The forces of nature can be impressive. The pound-for-pound strength of animals make humans mere weaklings. The strength of an adult chimpanzee, for instance, is at least three times that of an average grown man. A male gorilla can pull its whole 400-plus pounds of muscle upward using only one or two fingers!
The bite force of a spotted hyena is around 1000 pounds and designed to crush even elephant bones! The bite of a crocodile is a whopping 2000-plus pounds of pressure! That's like the weight of a medium-sized car! It can literally rip a gazelle in two.
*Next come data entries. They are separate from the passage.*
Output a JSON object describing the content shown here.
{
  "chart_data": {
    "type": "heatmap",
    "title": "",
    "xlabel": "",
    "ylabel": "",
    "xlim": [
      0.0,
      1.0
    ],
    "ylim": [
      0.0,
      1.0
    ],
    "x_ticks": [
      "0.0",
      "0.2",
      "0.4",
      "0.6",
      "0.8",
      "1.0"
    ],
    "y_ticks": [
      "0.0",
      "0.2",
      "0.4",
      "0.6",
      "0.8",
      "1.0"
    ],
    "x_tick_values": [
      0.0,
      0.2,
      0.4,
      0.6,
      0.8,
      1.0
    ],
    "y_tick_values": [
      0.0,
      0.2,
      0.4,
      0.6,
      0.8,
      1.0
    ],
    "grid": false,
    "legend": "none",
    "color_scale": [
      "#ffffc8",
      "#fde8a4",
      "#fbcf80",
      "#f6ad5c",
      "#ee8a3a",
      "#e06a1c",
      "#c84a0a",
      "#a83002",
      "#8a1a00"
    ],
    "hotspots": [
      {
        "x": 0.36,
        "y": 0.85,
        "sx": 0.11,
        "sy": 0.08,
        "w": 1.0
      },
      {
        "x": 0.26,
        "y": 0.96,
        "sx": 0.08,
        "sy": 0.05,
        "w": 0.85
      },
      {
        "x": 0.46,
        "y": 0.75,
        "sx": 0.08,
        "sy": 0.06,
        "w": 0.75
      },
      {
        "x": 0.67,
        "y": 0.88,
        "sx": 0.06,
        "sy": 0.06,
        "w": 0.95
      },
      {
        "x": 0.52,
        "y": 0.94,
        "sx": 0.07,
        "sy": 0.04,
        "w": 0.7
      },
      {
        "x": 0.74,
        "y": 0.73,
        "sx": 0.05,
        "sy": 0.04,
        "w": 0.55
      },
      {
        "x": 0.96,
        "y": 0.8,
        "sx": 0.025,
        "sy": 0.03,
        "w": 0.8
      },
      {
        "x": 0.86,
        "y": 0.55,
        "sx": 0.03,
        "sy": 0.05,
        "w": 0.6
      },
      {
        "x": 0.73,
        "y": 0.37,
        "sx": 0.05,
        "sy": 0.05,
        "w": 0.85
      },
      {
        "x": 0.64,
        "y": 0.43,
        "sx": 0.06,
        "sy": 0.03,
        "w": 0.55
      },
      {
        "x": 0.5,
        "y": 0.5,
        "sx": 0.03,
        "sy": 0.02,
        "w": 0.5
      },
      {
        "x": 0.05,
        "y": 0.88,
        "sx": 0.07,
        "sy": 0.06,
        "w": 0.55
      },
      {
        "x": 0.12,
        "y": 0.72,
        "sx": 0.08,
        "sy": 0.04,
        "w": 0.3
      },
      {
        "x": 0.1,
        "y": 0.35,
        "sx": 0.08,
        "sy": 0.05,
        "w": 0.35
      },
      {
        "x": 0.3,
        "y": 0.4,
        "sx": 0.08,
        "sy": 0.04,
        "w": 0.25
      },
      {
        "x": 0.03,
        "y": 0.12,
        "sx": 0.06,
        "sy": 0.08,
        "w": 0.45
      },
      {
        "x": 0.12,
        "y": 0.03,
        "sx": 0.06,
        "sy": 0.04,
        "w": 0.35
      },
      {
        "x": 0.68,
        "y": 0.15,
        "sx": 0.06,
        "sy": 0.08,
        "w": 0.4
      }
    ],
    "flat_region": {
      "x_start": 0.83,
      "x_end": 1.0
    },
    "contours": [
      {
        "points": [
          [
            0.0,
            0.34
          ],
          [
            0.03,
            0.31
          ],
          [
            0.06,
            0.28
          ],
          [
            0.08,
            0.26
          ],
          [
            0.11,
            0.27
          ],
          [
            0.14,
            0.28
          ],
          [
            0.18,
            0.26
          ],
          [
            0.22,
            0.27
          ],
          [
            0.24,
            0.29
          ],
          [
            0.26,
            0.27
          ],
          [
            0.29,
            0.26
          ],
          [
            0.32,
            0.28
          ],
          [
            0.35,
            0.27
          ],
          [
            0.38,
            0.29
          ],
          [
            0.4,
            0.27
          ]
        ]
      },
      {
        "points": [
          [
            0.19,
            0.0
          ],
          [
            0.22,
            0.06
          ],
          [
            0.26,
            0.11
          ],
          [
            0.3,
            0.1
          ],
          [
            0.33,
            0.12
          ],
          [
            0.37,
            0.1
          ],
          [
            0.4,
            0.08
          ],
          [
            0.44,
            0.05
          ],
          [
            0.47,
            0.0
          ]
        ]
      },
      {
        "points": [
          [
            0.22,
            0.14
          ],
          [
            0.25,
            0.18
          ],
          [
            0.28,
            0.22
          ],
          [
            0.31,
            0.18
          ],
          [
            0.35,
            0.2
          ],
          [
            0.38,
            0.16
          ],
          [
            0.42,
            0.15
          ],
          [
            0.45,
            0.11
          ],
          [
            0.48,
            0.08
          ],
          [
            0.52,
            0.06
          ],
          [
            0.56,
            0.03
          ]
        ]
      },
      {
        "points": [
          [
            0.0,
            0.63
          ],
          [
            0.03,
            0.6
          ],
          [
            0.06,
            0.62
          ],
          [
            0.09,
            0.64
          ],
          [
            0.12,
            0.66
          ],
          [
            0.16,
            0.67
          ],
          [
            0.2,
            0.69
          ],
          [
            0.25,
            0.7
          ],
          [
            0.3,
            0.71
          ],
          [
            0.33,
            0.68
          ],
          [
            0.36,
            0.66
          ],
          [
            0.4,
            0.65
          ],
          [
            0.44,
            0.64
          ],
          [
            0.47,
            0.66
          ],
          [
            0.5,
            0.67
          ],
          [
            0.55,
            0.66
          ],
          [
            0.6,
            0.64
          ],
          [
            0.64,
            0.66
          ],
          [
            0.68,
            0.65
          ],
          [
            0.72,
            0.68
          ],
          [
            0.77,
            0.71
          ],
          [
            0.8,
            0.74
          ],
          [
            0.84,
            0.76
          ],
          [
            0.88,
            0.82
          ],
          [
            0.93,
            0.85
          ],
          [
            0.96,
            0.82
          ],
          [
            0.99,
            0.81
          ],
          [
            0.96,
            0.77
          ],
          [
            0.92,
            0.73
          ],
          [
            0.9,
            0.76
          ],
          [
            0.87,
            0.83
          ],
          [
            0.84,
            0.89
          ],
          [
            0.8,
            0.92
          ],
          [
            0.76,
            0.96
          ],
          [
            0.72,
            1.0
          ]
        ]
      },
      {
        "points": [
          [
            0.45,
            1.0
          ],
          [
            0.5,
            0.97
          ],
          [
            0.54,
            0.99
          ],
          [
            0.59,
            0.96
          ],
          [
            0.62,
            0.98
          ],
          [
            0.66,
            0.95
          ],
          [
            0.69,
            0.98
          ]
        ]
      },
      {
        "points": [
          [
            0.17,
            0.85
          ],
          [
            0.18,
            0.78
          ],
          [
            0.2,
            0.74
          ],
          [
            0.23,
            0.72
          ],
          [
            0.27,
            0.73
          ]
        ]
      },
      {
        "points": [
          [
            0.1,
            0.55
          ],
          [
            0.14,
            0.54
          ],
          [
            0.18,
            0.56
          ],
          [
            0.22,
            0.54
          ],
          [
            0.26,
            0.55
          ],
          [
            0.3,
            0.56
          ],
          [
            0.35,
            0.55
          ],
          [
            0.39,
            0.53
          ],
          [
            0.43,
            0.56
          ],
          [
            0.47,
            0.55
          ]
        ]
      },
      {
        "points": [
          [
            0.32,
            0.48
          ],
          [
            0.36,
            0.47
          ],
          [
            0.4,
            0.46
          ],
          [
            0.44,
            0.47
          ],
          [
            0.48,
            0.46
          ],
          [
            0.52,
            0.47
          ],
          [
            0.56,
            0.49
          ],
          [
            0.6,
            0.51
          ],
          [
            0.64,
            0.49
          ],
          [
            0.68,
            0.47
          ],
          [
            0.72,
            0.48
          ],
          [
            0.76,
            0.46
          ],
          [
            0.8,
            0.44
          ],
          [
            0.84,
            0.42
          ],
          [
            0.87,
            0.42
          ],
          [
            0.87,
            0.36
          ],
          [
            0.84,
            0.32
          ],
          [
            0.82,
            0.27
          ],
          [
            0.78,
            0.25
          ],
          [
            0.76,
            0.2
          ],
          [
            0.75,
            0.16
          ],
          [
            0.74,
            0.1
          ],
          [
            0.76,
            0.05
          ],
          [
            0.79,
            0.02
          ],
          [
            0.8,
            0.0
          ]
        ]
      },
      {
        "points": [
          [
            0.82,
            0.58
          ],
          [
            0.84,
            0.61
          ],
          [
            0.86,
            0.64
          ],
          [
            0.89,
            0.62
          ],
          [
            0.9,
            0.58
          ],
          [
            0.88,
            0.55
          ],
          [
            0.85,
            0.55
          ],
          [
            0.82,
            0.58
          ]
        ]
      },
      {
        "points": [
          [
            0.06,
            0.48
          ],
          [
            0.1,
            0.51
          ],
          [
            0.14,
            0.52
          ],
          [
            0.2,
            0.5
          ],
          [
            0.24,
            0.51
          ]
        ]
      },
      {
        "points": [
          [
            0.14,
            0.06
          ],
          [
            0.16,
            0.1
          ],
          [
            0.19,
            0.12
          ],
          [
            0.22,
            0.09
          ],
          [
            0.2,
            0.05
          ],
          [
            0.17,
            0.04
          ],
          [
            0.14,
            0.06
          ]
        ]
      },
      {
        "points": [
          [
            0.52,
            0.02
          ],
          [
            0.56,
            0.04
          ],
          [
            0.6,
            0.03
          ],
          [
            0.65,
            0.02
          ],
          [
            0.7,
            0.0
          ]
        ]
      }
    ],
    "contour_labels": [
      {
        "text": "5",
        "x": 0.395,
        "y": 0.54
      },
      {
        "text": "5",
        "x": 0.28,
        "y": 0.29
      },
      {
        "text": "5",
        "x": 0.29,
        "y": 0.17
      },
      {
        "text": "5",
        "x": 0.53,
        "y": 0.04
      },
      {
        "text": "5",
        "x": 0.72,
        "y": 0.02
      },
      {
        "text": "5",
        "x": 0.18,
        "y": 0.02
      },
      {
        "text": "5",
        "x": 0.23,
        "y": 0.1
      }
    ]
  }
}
Ounce-for-ounce, the strength of the rhinoceros beetle is unparalleled in all of nature's creatures including it's fellow insects. Its demonstration of strength is lifting objects about 800 times its own weight! That is like a grown man lifting a 60 ton army tank!

The strength and ferocity of ants are also legendary. I got bit by a large black ant once and its jaws literally pierced through the skin of my finger until it bled a few drops.

The spiked, jack-knife forelegs of the praying mantis is probably what makes it a popular insect for spectators. And yes, a praying mantis can and will (if it chooses to) use its spiny forelegs on your fingers if you try to pick it up the wrong way. 
 
Believe me, when I was inexperienced, I picked up a mantis by the back of its neck and it swung its long forelegs to grasp on to my fingers. Trust me, it is very sharp and very strong!

I have not heard of any study to measure the actual pressure that a mantid's foreleg can exert. I would imagine its comparable to a steel vice. It is something I may look into experimenting when I get the chance. I believe it can probably exceed the strength of crocodile jaws in proportion.

Nature does allow some mercy to potential prey. The lion, for instance, will first try to suffocate its prey before eating it by grasping the throat. A jaguar, whose jaw strength is the most powerful of big cats, can instantly kill its prey by biting through its skull, penetrating the brain!
 
 The mantid does not wait, however. It is a shocking sight to witness one eating a mammal such as a small mouse while still alive and suffering, held securely in its forelegs of steel.

The grip of death. Once the mantis kung-fu grip is applied to the prey it begins eating at once. It does not wait for its prey to die.

They say insects don't feel pain. They don't have the pain receptors that mammals and birds have. They may naturally and defensively react and retaliate when threatened. But insects can lose a limb from a fight and just walk away like nothing happened. The mantis can literally crush a grasshopper or cricket and break it in two and they will still move and wriggle.

But the mantid can also hunt small mice, birds, frogs, lizards, and sometimes snakes. As far as I know mammals and birds feel pain and being eaten alive by a hungry alien-like insect must be the most brutal torture. It is alot like the spotted hyena of Africa tearing into the underbelly of a wildebeest or zebra until it weakens, and the clan joins in for a feast while the prey cries out in agonizing pain for what seems like an eternity until its body goes into shock and finally dies.

We are normally accustomed to thinking insects are the prey of birds and lizards. So it is weird to see the reverse. But with an arsenal of two vice-like forelegs that strike at a blinding speed of 1/20 of a second the mantid can overcome prey many times heavier.